Seu Elisiário era respeitado por todos os sócios do Rancho, que na época eram uns doze, contando com meu pai.

Às vezes, eu via o Sr. Elisiário benzendo alguns dos sócios do Rancho, que tinham algum problema, e meu pai, levava a mim e meu irmão próximo ao Velho Elisiário, para que também recebecemos suas bençãos.

Ele segurava umas ervas em uma das mãos e com a outra, fazia o sinal da cruz em nossa testa, entoando orações que para mim eram quase incompreensíveis.

Além disso, benzia os cachorros contra raiva, enquanto filhotes, esquentava um ferro em brasa e fazia uma cruz na testa de cada um, sendo que na época dele, nenhum dos cachorros recebia vacina e ainda assim, morriam somente de velhice.

Certo dia, um dos cachorros levou uma picada de cobra, o Velho Elisiário olhou e disse baixo: é Urutu.

Era verdade, o cachorro havia sido picado por um Urutu Cruzeiro, a famosa cobra que quando pica um homem, "se não mata, aleija".

Velho Elisiário pegou umas ervas, um pano e fez um saquinho com o pano e encheu com as ervas, e molhou com alguma coisa, chamou o cachorro e espremeu o caldo na ferida da picada da serpente, depois, pegou um cordão e fez uma espécie de coleira, deixando o saquinho pendurado.

O cachorro sobreviveu, ficou vários dias deitado e o velho sempre cuidando dele, dando comida e o seu bendito remédio, porém, o cão ficou manco de uma perna, mas foi salvo, pois pelo estado em que o pegamos, era certa sua morte, visto que até um ser humano sucumbiria a uma picada dessa perigosa cobra.

Além disso, quando íamos para o mato, caçar ou procurar um lugar para pescar, ele te benzia e fazia uma oração, e dizia que sempre você iria ver a cobra, antes pisar nela ou chegar muito perto, e de certo modo funcionava, pois enquanto ele era vivo, nunca ninguém sofreu qualquer acidente com serpentes venenosas naquele local.

Velho Elisiário, que morreu bem velhinho, nunca gostou de cidade, sempre quis morar no mato, onde viveram seus antepassados.

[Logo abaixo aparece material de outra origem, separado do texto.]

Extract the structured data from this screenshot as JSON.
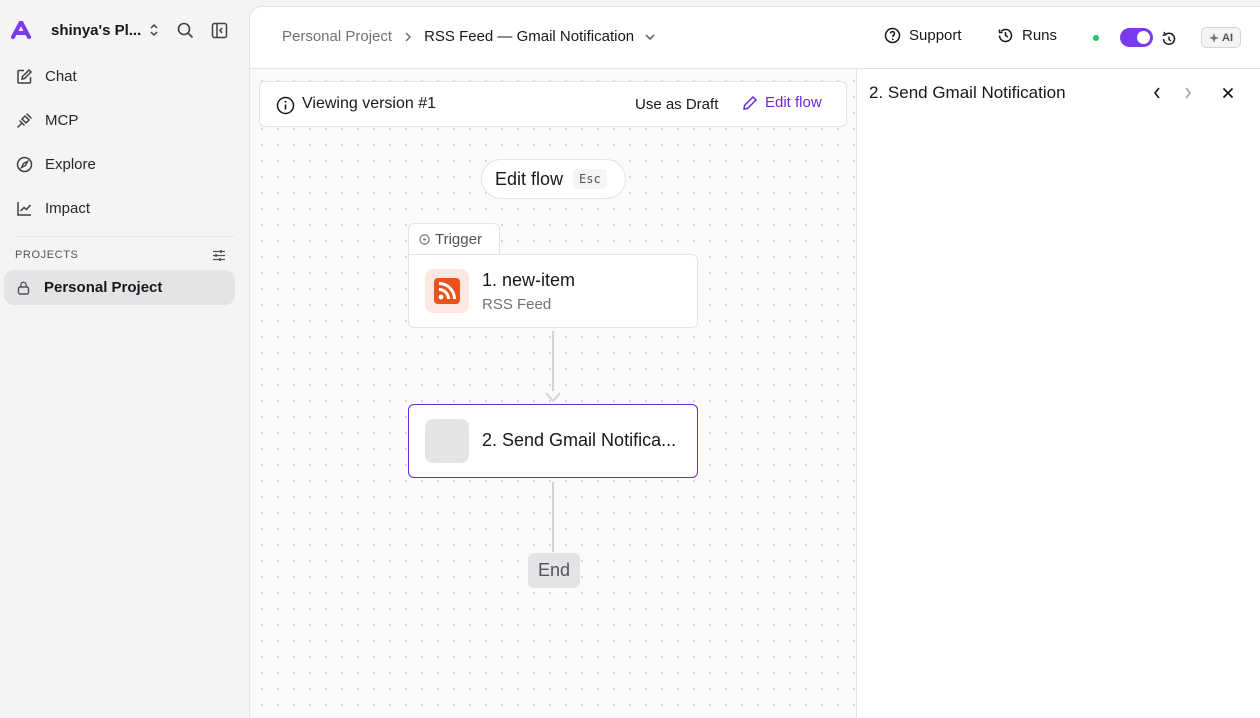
{
  "sidebar": {
    "workspace_name": "shinya's Pl...",
    "nav": [
      {
        "label": "Chat",
        "icon": "edit-icon"
      },
      {
        "label": "MCP",
        "icon": "plug-icon"
      },
      {
        "label": "Explore",
        "icon": "compass-icon"
      },
      {
        "label": "Impact",
        "icon": "line-chart-icon"
      }
    ],
    "projects_header": "PROJECTS",
    "project_name": "Personal Project"
  },
  "topbar": {
    "breadcrumb_project": "Personal Project",
    "breadcrumb_flow": "RSS Feed — Gmail Notification",
    "support_label": "Support",
    "runs_label": "Runs",
    "ai_label": "AI",
    "flow_enabled": true
  },
  "canvas": {
    "version_text": "Viewing version #1",
    "use_as_draft": "Use as Draft",
    "edit_flow": "Edit flow",
    "edit_pill_label": "Edit flow",
    "edit_pill_kbd": "Esc",
    "trigger_label": "Trigger",
    "step1_title": "1. new-item",
    "step1_sub": "RSS Feed",
    "step2_title": "2. Send Gmail Notifica...",
    "end_label": "End"
  },
  "panel": {
    "title": "2. Send Gmail Notification"
  },
  "colors": {
    "accent": "#6d28d9",
    "toggle": "#7c3aed",
    "status": "#22c55e",
    "rss": "#e8531a"
  }
}
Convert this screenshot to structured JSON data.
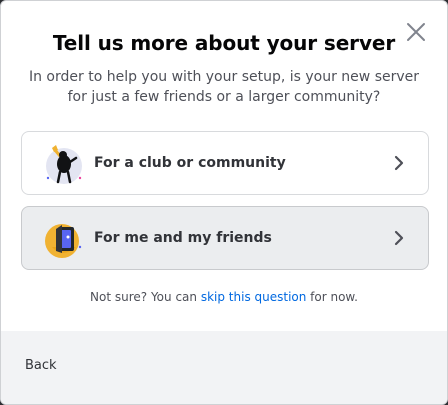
{
  "modal": {
    "title": "Tell us more about your server",
    "subtitle": "In order to help you with your setup, is your new server for just a few friends or a larger community?",
    "close_icon": "close-icon"
  },
  "options": [
    {
      "label": "For a club or community",
      "icon": "club-illustration-icon",
      "selected": false
    },
    {
      "label": "For me and my friends",
      "icon": "friends-illustration-icon",
      "selected": true
    }
  ],
  "note": {
    "prefix": "Not sure? You can ",
    "link": "skip this question",
    "suffix": " for now."
  },
  "footer": {
    "back_label": "Back"
  },
  "colors": {
    "title": "#060607",
    "body_text": "#4e5058",
    "link": "#0068e0",
    "footer_bg": "#f2f3f5",
    "selected_option_bg": "#ebedef"
  }
}
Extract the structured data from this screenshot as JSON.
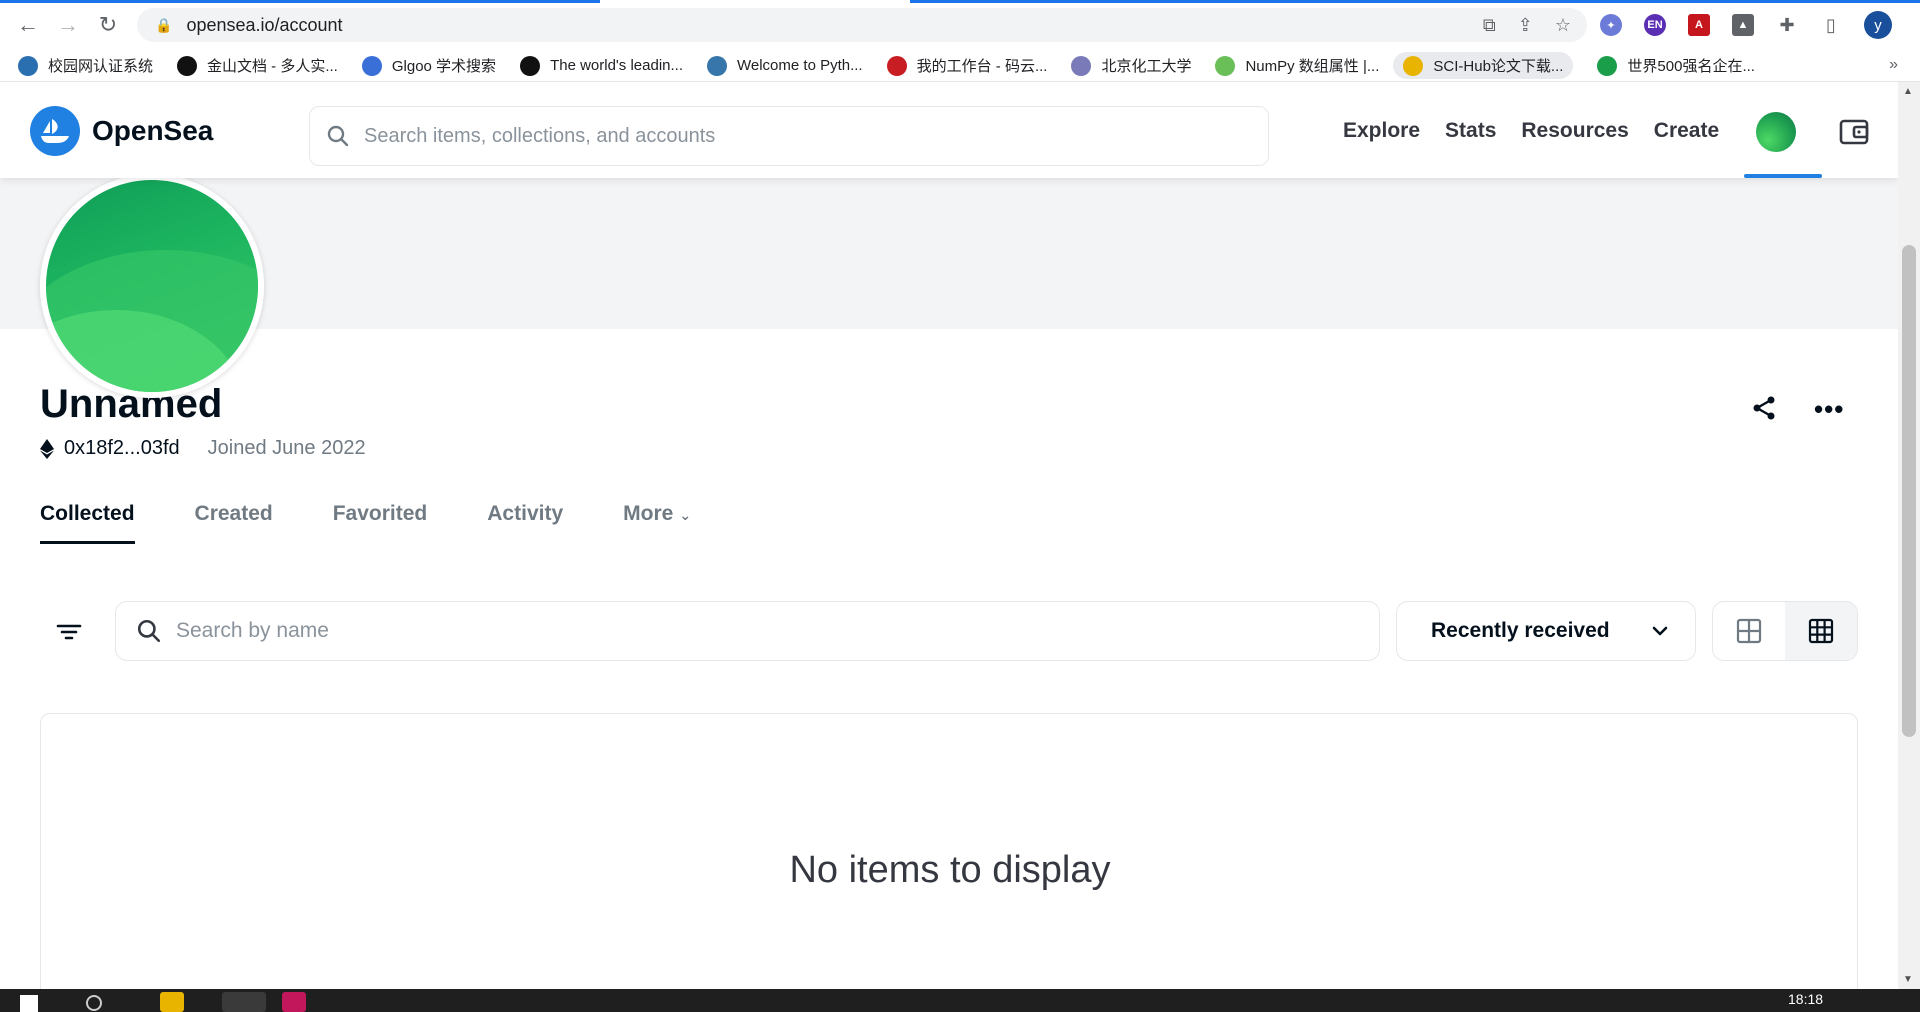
{
  "browser": {
    "url": "opensea.io/account",
    "profile_initial": "y",
    "bookmarks": [
      {
        "label": "校园网认证系统",
        "color": "#2a6fb0"
      },
      {
        "label": "金山文档 - 多人实...",
        "color": "#111111"
      },
      {
        "label": "Glgoo 学术搜索",
        "color": "#3a6fd8"
      },
      {
        "label": "The world's leadin...",
        "color": "#111111"
      },
      {
        "label": "Welcome to Pyth...",
        "color": "#3776ab"
      },
      {
        "label": "我的工作台 - 码云...",
        "color": "#c71d23"
      },
      {
        "label": "北京化工大学",
        "color": "#7a7ab8"
      },
      {
        "label": "NumPy 数组属性 |...",
        "color": "#6bbf59"
      },
      {
        "label": "SCI-Hub论文下载...",
        "color": "#e8b400"
      },
      {
        "label": "世界500强名企在...",
        "color": "#1a9e4a"
      }
    ],
    "bookmarks_more": "»"
  },
  "site": {
    "brand": "OpenSea",
    "search_placeholder": "Search items, collections, and accounts",
    "nav": [
      "Explore",
      "Stats",
      "Resources",
      "Create"
    ]
  },
  "profile": {
    "name": "Unnamed",
    "address": "0x18f2...03fd",
    "joined": "Joined June 2022"
  },
  "tabs": [
    {
      "label": "Collected",
      "active": true
    },
    {
      "label": "Created",
      "active": false
    },
    {
      "label": "Favorited",
      "active": false
    },
    {
      "label": "Activity",
      "active": false
    },
    {
      "label": "More",
      "active": false
    }
  ],
  "toolbar": {
    "search_placeholder": "Search by name",
    "sort_value": "Recently received",
    "selected_view": "compact-grid"
  },
  "items": {
    "empty_message": "No items to display"
  },
  "taskbar": {
    "time": "18:18"
  }
}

No dia em que ele faleceu, todos lamentaram a grande perda, de um homem que apesar de nenhum estudo, tinha conhecimentos impressionantes da vida, do comportamento humano (sabia se uma pessoa era boa ou má só de olhar), e da fauna e flora selvagens.

Ainda hoje me lembro de suas mãos trêmulas, que derramavam quase toda a comida da colher, antes de chegar à boca, e também do cuidado que tinha com os animais, curando bicheiras e ferimentos dos cabritos, tratando dos cachorros e galinhas.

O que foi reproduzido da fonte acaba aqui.